The group will be slightly different – featuring pianist Matt Mitchell (who I’ve had the opportunity of playing with quite regularly with the Dave Douglas Quintet) fellow Manhattan School graduate – Sara Caswell and drummer Ches Smith. Ches is featured on Matt’s duo record “Fiction” and we’ll be playing one of Matt’s etudes from that album orchestrated for this group. The other members include Greg Ward on alto/soprano saxophones, Fung Chern Hwei on violin, Ron Lawrence on viola and Jeremy Harman on cello.
In December last year I had played at the Beijing Jazz Festival with saxophonist Jaleel Shaw and spent a bit of extra time checking out the scene there. While I was there, I asked vocalist Jen Shyu about some traditional musicians to check out and she gave me some excellent recommendations. I was lucky enough to meet a great musician – Liu Yu (刘禹) who welcomed me into his home and sung for me with his father playing sanxian. I also sat in at a community workshop conducted by Liu Yu and Jen’s teacher – Professor Zhang.
The genre of shuo chang (说唱- literally “speak sing”) is something I know very little about, but I was so moved and impressed with the attention to detail. One thing I’ve noticed when listening to recordings of shuo chang and learning some of the melodies was how it strengthens a different part of melodic memory. So many of these melodies are long strings of notes, in many cases using a limited palette of notes within one main key and no time signature.
Also, I know it would require a higher level of Mandarin to really get deeper into this music – my “restaurant” level of Mandarin only gets me so far, so I’m working on it. So much of this music is in the story telling.
On the 23rd and 24th we’ll be playing some new material including a piece based on some melodic material from a traditional shuo chang piece “Song Yue Rao” or “Moon in the Pines” (松月绕).
Another new piece we’ll be playing is called Deep Sea Dancers – inspired by the long strings of melodic material from some of the shuo chang I’ve been listening to. We played this piece with the Sun Pictures Quartet on our West Coast tour in April and I’m glad that I managed to finish orchestrating it for this group.

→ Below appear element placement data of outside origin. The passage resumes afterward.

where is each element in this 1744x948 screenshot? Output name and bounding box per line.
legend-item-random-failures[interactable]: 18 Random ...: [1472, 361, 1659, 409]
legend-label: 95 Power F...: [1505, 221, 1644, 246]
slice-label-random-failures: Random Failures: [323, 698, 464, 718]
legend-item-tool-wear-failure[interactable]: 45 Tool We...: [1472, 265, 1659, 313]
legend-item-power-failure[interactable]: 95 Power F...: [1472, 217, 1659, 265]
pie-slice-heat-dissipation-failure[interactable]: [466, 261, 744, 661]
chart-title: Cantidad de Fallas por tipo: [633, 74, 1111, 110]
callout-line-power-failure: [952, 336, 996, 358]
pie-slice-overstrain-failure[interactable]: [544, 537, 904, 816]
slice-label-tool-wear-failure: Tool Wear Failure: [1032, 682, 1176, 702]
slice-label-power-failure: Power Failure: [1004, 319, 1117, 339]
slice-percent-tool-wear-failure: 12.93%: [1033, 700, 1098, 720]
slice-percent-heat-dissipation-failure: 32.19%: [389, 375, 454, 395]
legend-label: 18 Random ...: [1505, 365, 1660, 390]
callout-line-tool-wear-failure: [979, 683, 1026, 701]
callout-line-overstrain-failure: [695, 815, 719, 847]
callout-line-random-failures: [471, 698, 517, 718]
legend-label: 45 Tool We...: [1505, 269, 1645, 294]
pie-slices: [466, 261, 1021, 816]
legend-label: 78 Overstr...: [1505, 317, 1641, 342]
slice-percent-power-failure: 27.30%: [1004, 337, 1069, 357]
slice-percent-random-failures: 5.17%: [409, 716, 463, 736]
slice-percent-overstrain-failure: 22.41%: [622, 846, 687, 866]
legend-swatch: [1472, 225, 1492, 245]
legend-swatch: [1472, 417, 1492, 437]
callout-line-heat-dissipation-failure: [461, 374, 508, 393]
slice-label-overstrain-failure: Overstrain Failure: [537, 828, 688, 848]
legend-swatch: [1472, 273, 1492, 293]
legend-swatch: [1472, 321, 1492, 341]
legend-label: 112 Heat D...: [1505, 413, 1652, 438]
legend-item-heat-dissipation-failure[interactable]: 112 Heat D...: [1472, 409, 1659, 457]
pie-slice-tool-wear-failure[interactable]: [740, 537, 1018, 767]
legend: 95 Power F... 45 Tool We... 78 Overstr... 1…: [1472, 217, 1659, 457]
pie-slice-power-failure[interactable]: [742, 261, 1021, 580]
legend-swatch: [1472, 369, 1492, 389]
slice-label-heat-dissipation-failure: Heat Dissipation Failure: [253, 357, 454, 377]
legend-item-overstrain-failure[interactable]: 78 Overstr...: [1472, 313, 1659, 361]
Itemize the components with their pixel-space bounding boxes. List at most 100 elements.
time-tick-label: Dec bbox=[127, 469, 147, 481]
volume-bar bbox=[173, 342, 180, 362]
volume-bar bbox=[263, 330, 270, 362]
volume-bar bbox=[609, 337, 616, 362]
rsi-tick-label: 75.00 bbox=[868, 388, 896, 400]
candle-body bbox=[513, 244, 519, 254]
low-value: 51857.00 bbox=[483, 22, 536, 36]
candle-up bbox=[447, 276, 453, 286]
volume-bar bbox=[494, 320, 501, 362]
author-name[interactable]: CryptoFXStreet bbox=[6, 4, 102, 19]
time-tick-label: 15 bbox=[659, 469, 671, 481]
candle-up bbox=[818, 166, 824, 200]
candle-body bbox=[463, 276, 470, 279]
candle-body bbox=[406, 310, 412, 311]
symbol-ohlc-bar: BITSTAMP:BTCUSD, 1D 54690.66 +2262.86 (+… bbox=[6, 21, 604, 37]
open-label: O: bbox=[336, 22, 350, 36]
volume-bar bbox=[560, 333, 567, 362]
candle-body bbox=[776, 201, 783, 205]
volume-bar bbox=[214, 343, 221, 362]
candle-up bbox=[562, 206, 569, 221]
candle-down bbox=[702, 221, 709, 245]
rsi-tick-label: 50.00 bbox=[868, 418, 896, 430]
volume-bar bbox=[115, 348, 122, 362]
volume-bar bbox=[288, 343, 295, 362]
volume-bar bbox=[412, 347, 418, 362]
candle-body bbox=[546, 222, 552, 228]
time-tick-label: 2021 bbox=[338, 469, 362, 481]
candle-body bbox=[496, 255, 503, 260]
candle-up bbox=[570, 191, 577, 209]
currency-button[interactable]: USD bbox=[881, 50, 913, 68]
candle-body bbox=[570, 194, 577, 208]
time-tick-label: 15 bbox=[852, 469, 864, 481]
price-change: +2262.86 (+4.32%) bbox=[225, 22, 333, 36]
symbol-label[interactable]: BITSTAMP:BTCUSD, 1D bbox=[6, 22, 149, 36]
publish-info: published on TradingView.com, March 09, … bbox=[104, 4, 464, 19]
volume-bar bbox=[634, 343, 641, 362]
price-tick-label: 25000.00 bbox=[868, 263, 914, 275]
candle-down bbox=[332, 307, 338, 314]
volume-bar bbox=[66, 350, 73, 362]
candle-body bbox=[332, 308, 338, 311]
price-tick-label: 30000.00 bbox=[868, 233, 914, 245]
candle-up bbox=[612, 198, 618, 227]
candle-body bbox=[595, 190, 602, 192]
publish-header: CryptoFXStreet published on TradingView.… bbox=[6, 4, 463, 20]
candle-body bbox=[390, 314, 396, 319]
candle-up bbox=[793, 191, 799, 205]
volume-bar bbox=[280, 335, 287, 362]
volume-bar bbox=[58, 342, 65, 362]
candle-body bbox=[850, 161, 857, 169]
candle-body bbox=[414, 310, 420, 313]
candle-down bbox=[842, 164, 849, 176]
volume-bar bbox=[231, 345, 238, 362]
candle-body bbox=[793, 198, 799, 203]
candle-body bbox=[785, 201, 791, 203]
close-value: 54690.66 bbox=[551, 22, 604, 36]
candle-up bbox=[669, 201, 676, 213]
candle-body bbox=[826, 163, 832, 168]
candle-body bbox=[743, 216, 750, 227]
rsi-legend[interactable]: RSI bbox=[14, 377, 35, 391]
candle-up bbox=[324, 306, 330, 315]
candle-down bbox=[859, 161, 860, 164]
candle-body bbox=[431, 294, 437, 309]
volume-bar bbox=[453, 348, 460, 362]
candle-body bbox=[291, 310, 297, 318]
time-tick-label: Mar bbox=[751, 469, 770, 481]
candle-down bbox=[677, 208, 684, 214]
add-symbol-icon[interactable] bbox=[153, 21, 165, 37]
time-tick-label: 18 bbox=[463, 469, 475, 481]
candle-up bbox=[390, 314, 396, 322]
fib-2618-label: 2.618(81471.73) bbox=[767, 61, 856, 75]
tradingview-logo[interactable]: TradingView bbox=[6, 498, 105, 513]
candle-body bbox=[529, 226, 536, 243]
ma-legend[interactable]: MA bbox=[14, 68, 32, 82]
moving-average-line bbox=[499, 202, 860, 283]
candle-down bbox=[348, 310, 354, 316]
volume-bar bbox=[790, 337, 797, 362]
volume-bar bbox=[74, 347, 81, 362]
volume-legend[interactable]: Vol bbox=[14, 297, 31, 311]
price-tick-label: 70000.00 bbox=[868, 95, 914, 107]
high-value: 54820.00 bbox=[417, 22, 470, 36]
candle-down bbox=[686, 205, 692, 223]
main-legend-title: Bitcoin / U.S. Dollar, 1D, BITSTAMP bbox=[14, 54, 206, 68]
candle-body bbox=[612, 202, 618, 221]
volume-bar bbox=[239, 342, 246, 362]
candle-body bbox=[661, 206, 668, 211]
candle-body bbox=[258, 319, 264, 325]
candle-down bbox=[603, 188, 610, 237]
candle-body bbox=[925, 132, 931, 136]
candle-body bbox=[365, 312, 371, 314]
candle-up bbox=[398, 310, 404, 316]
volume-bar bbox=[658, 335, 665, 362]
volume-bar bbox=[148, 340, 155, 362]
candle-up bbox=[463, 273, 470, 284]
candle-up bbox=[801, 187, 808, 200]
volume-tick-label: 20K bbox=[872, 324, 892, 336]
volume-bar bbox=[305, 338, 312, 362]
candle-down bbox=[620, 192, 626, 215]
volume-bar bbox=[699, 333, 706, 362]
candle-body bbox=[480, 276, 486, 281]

We’ll be playing an arrangement of Charlie Parker’s Au Privave as well – this was kind of a bit of an experiment with what I could do with limited note choices.
The restriction with this arrangement, was to have the strings (including bass) to play the melody of Au Privave in any rhythm, octave jumping is allowed, but you have to stay in the same key (didn’t have to be F, in fact Violin I and Cello are in C, Violin II is in Ab and Viola is in Eb). The piano plays the composite melody while alto plays the bass rhythm but outlining the harmony. Here’s a screenshot of the first few measures.
Anyways, enough nerdiness, hope to see you there at the Jazz Gallery.